Would you say Europe and Asia are the same continent?

I would call a continent a continuous landmass.

I see nothing like water separating Europe and Asia.

Eurasia!

2018-12-13T23:16:41Z

I am referring to the map or globe.

USAFisnumber12018-12-23T20:59:23Z

The division is more political than anything else. Like Berlin, where for decades we had a West Berlin and an East Berlin, solely due to political issues.

Anonymous2018-12-14T22:19:42Z

Geologically Europe and Asia are a single continent: Eurasia. However, for cultural, historical and political purposes they are treated as two separate ones.
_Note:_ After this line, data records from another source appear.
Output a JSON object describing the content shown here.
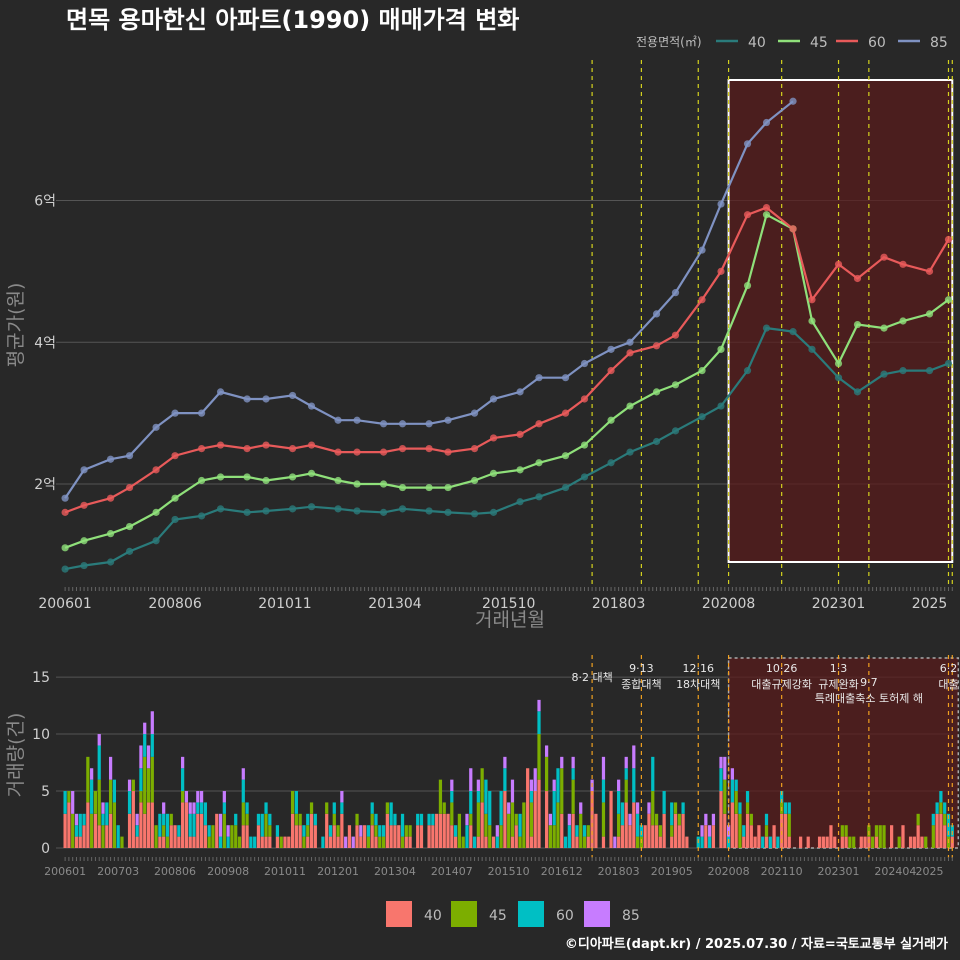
{
  "title": "면목 용마한신 아파트(1990) 매매가격 변화",
  "credit": "©디아파트(dapt.kr) / 2025.07.30 / 자료=국토교통부 실거래가",
  "colors": {
    "price": {
      "40": "#2a7b7b",
      "45": "#8fe07a",
      "60": "#e85a5a",
      "85": "#7f92c2"
    },
    "volume": {
      "40": "#f8766d",
      "45": "#7cae00",
      "60": "#00bfc4",
      "85": "#c77cff"
    },
    "vline": "#d4d21e",
    "vline2": "#f0a020",
    "highlight": "#5a1a1a"
  },
  "chart_data": [
    {
      "type": "line",
      "title": "면목 용마한신 아파트(1990) 매매가격 변화",
      "xlabel": "거래년월",
      "ylabel": "평균가(원)",
      "legend_title": "전용면적(㎡)",
      "legend_position": "top-right",
      "x_ticks": [
        "200601",
        "200806",
        "201011",
        "201304",
        "201510",
        "201803",
        "202008",
        "202301",
        "2025"
      ],
      "y_ticks": [
        "2억",
        "4억",
        "6억"
      ],
      "ylim": [
        0.9,
        7.7
      ],
      "grid": true,
      "policy_lines": [
        "2017.08",
        "2018.09",
        "2019.12",
        "2020.08",
        "2021.10",
        "2023.01",
        "2023.09",
        "2025.06",
        "2025.07"
      ],
      "highlight": [
        "2020.08",
        "2025.07"
      ],
      "series": [
        {
          "name": "40",
          "points": [
            [
              "2006.01",
              0.8
            ],
            [
              "2006.06",
              0.85
            ],
            [
              "2007.01",
              0.9
            ],
            [
              "2007.06",
              1.05
            ],
            [
              "2008.01",
              1.2
            ],
            [
              "2008.06",
              1.5
            ],
            [
              "2009.01",
              1.55
            ],
            [
              "2009.06",
              1.65
            ],
            [
              "2010.01",
              1.6
            ],
            [
              "2010.06",
              1.62
            ],
            [
              "2011.01",
              1.65
            ],
            [
              "2011.06",
              1.68
            ],
            [
              "2012.01",
              1.65
            ],
            [
              "2012.06",
              1.62
            ],
            [
              "2013.01",
              1.6
            ],
            [
              "2013.06",
              1.65
            ],
            [
              "2014.01",
              1.62
            ],
            [
              "2014.06",
              1.6
            ],
            [
              "2015.01",
              1.58
            ],
            [
              "2015.06",
              1.6
            ],
            [
              "2016.01",
              1.75
            ],
            [
              "2016.06",
              1.82
            ],
            [
              "2017.01",
              1.95
            ],
            [
              "2017.06",
              2.1
            ],
            [
              "2018.01",
              2.3
            ],
            [
              "2018.06",
              2.45
            ],
            [
              "2019.01",
              2.6
            ],
            [
              "2019.06",
              2.75
            ],
            [
              "2020.01",
              2.95
            ],
            [
              "2020.06",
              3.1
            ],
            [
              "2021.01",
              3.6
            ],
            [
              "2021.06",
              4.2
            ],
            [
              "2022.01",
              4.15
            ],
            [
              "2022.06",
              3.9
            ],
            [
              "2023.01",
              3.5
            ],
            [
              "2023.06",
              3.3
            ],
            [
              "2024.01",
              3.55
            ],
            [
              "2024.06",
              3.6
            ],
            [
              "2025.01",
              3.6
            ],
            [
              "2025.06",
              3.7
            ]
          ]
        },
        {
          "name": "45",
          "points": [
            [
              "2006.01",
              1.1
            ],
            [
              "2006.06",
              1.2
            ],
            [
              "2007.01",
              1.3
            ],
            [
              "2007.06",
              1.4
            ],
            [
              "2008.01",
              1.6
            ],
            [
              "2008.06",
              1.8
            ],
            [
              "2009.01",
              2.05
            ],
            [
              "2009.06",
              2.1
            ],
            [
              "2010.01",
              2.1
            ],
            [
              "2010.06",
              2.05
            ],
            [
              "2011.01",
              2.1
            ],
            [
              "2011.06",
              2.15
            ],
            [
              "2012.01",
              2.05
            ],
            [
              "2012.06",
              2.0
            ],
            [
              "2013.01",
              2.0
            ],
            [
              "2013.06",
              1.95
            ],
            [
              "2014.01",
              1.95
            ],
            [
              "2014.06",
              1.95
            ],
            [
              "2015.01",
              2.05
            ],
            [
              "2015.06",
              2.15
            ],
            [
              "2016.01",
              2.2
            ],
            [
              "2016.06",
              2.3
            ],
            [
              "2017.01",
              2.4
            ],
            [
              "2017.06",
              2.55
            ],
            [
              "2018.01",
              2.9
            ],
            [
              "2018.06",
              3.1
            ],
            [
              "2019.01",
              3.3
            ],
            [
              "2019.06",
              3.4
            ],
            [
              "2020.01",
              3.6
            ],
            [
              "2020.06",
              3.9
            ],
            [
              "2021.01",
              4.8
            ],
            [
              "2021.06",
              5.8
            ],
            [
              "2022.01",
              5.6
            ],
            [
              "2022.06",
              4.3
            ],
            [
              "2023.01",
              3.7
            ],
            [
              "2023.06",
              4.25
            ],
            [
              "2024.01",
              4.2
            ],
            [
              "2024.06",
              4.3
            ],
            [
              "2025.01",
              4.4
            ],
            [
              "2025.06",
              4.6
            ]
          ]
        },
        {
          "name": "60",
          "points": [
            [
              "2006.01",
              1.6
            ],
            [
              "2006.06",
              1.7
            ],
            [
              "2007.01",
              1.8
            ],
            [
              "2007.06",
              1.95
            ],
            [
              "2008.01",
              2.2
            ],
            [
              "2008.06",
              2.4
            ],
            [
              "2009.01",
              2.5
            ],
            [
              "2009.06",
              2.55
            ],
            [
              "2010.01",
              2.5
            ],
            [
              "2010.06",
              2.55
            ],
            [
              "2011.01",
              2.5
            ],
            [
              "2011.06",
              2.55
            ],
            [
              "2012.01",
              2.45
            ],
            [
              "2012.06",
              2.45
            ],
            [
              "2013.01",
              2.45
            ],
            [
              "2013.06",
              2.5
            ],
            [
              "2014.01",
              2.5
            ],
            [
              "2014.06",
              2.45
            ],
            [
              "2015.01",
              2.5
            ],
            [
              "2015.06",
              2.65
            ],
            [
              "2016.01",
              2.7
            ],
            [
              "2016.06",
              2.85
            ],
            [
              "2017.01",
              3.0
            ],
            [
              "2017.06",
              3.2
            ],
            [
              "2018.01",
              3.6
            ],
            [
              "2018.06",
              3.85
            ],
            [
              "2019.01",
              3.95
            ],
            [
              "2019.06",
              4.1
            ],
            [
              "2020.01",
              4.6
            ],
            [
              "2020.06",
              5.0
            ],
            [
              "2021.01",
              5.8
            ],
            [
              "2021.06",
              5.9
            ],
            [
              "2022.01",
              5.6
            ],
            [
              "2022.06",
              4.6
            ],
            [
              "2023.01",
              5.1
            ],
            [
              "2023.06",
              4.9
            ],
            [
              "2024.01",
              5.2
            ],
            [
              "2024.06",
              5.1
            ],
            [
              "2025.01",
              5.0
            ],
            [
              "2025.06",
              5.45
            ]
          ]
        },
        {
          "name": "85",
          "points": [
            [
              "2006.01",
              1.8
            ],
            [
              "2006.06",
              2.2
            ],
            [
              "2007.01",
              2.35
            ],
            [
              "2007.06",
              2.4
            ],
            [
              "2008.01",
              2.8
            ],
            [
              "2008.06",
              3.0
            ],
            [
              "2009.01",
              3.0
            ],
            [
              "2009.06",
              3.3
            ],
            [
              "2010.01",
              3.2
            ],
            [
              "2010.06",
              3.2
            ],
            [
              "2011.01",
              3.25
            ],
            [
              "2011.06",
              3.1
            ],
            [
              "2012.01",
              2.9
            ],
            [
              "2012.06",
              2.9
            ],
            [
              "2013.01",
              2.85
            ],
            [
              "2013.06",
              2.85
            ],
            [
              "2014.01",
              2.85
            ],
            [
              "2014.06",
              2.9
            ],
            [
              "2015.01",
              3.0
            ],
            [
              "2015.06",
              3.2
            ],
            [
              "2016.01",
              3.3
            ],
            [
              "2016.06",
              3.5
            ],
            [
              "2017.01",
              3.5
            ],
            [
              "2017.06",
              3.7
            ],
            [
              "2018.01",
              3.9
            ],
            [
              "2018.06",
              4.0
            ],
            [
              "2019.01",
              4.4
            ],
            [
              "2019.06",
              4.7
            ],
            [
              "2020.01",
              5.3
            ],
            [
              "2020.06",
              5.95
            ],
            [
              "2021.01",
              6.8
            ],
            [
              "2021.06",
              7.1
            ],
            [
              "2022.01",
              7.4
            ]
          ]
        }
      ]
    },
    {
      "type": "bar",
      "stacked": true,
      "xlabel": "",
      "ylabel": "거래량(건)",
      "x_ticks": [
        "200601",
        "200703",
        "200806",
        "200908",
        "201011",
        "201201",
        "201304",
        "201407",
        "201510",
        "201612",
        "201803",
        "201905",
        "202008",
        "202110",
        "202301",
        "202404",
        "2025"
      ],
      "y_ticks": [
        "0",
        "5",
        "10",
        "15"
      ],
      "ylim": [
        0,
        16.5
      ],
      "legend": [
        "40",
        "45",
        "60",
        "85"
      ],
      "legend_position": "bottom",
      "annotations": [
        {
          "date": "2017.08",
          "lines": [
            "8·2 대책"
          ]
        },
        {
          "date": "2018.09",
          "lines": [
            "9·13",
            "종합대책"
          ]
        },
        {
          "date": "2019.12",
          "lines": [
            "12·16",
            "18차대책"
          ]
        },
        {
          "date": "2021.10",
          "lines": [
            "10·26",
            "대출규제강화"
          ]
        },
        {
          "date": "2023.01",
          "lines": [
            "1·3",
            "규제완화"
          ]
        },
        {
          "date": "2023.09",
          "lines": [
            "9·7",
            "특례대출축소 토허제 해"
          ]
        },
        {
          "date": "2025.06",
          "lines": [
            "6·2",
            "대출"
          ]
        }
      ],
      "yearly_totals": {
        "2006": {
          "40": 4,
          "45": 3,
          "60": 2,
          "85": 1
        },
        "2007": {
          "40": 4,
          "45": 3,
          "60": 2,
          "85": 1
        },
        "2008": {
          "40": 3,
          "45": 2,
          "60": 1,
          "85": 1
        },
        "2009": {
          "40": 3,
          "45": 2,
          "60": 1,
          "85": 1
        },
        "2010": {
          "40": 2,
          "45": 1,
          "60": 1,
          "85": 0
        },
        "2011": {
          "40": 2,
          "45": 1,
          "60": 1,
          "85": 0
        },
        "2012": {
          "40": 2,
          "45": 1,
          "60": 1,
          "85": 1
        },
        "2013": {
          "40": 2,
          "45": 1,
          "60": 1,
          "85": 0
        },
        "2014": {
          "40": 2,
          "45": 2,
          "60": 1,
          "85": 1
        },
        "2015": {
          "40": 3,
          "45": 2,
          "60": 2,
          "85": 1
        },
        "2016": {
          "40": 4,
          "45": 3,
          "60": 2,
          "85": 1
        },
        "2017": {
          "40": 3,
          "45": 2,
          "60": 1,
          "85": 1
        },
        "2018": {
          "40": 3,
          "45": 2,
          "60": 2,
          "85": 1
        },
        "2019": {
          "40": 2,
          "45": 1,
          "60": 1,
          "85": 0
        },
        "2020": {
          "40": 3,
          "45": 2,
          "60": 1,
          "85": 1
        },
        "2021": {
          "40": 2,
          "45": 1,
          "60": 1,
          "85": 0
        },
        "2022": {
          "40": 1,
          "45": 0,
          "60": 0,
          "85": 0
        },
        "2023": {
          "40": 1,
          "45": 1,
          "60": 0,
          "85": 0
        },
        "2024": {
          "40": 1,
          "45": 1,
          "60": 0,
          "85": 0
        },
        "2025": {
          "40": 2,
          "45": 1,
          "60": 1,
          "85": 0
        }
      }
    }
  ]
}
Anonymous2018-12-14T11:38:40Z

Indeed a tricky concept.

In Russia the division is fairly obvious - the Ural Mountains, which conveniently run north to south across much of that country, dividing it into the western part, with three-quarters of the population, and the eastern part with three-quarters of the land area.

Simply culturally "Europe" has seemed an entity and "Asia" to Europeans has seemed "the other place". And for a lot of history as seen by Europeans that has been the case, even in Roman times when there was much trade between China and Europe and North Africa etc.

You could even argue for a continuity with Africa, since Asia (the Middle East part) s actually not separated from Africa except by the artificial waterway called the Suez Canal.

There is one city which is in Asia and in Europe, and that is Istanbul - the two parts separated by the narrow Bosporus (a seaway, though narrow), with a recent (1970s) bridge and many ferries linking the two parts.

CantHaveItBothWays2018-12-13T23:45:57Z

No

az_lender2018-12-13T23:39:35Z

Long-standing convention defined Europe and Asia as separate continents, even though the boundary (the Ural Mountains) was not a water boundary. In a physical sense, it would make more sense to define India as a continent separate from the rest of Asia, as India sits on a tectonic plate that is moving relative to the rest of Asia. It is "colliding" with the Himalayas. In plate tectonic terminology, the Eurasian Plate is indeed considered all one continuous thing. (Though Eastern Siberia lies on the North American Plate!)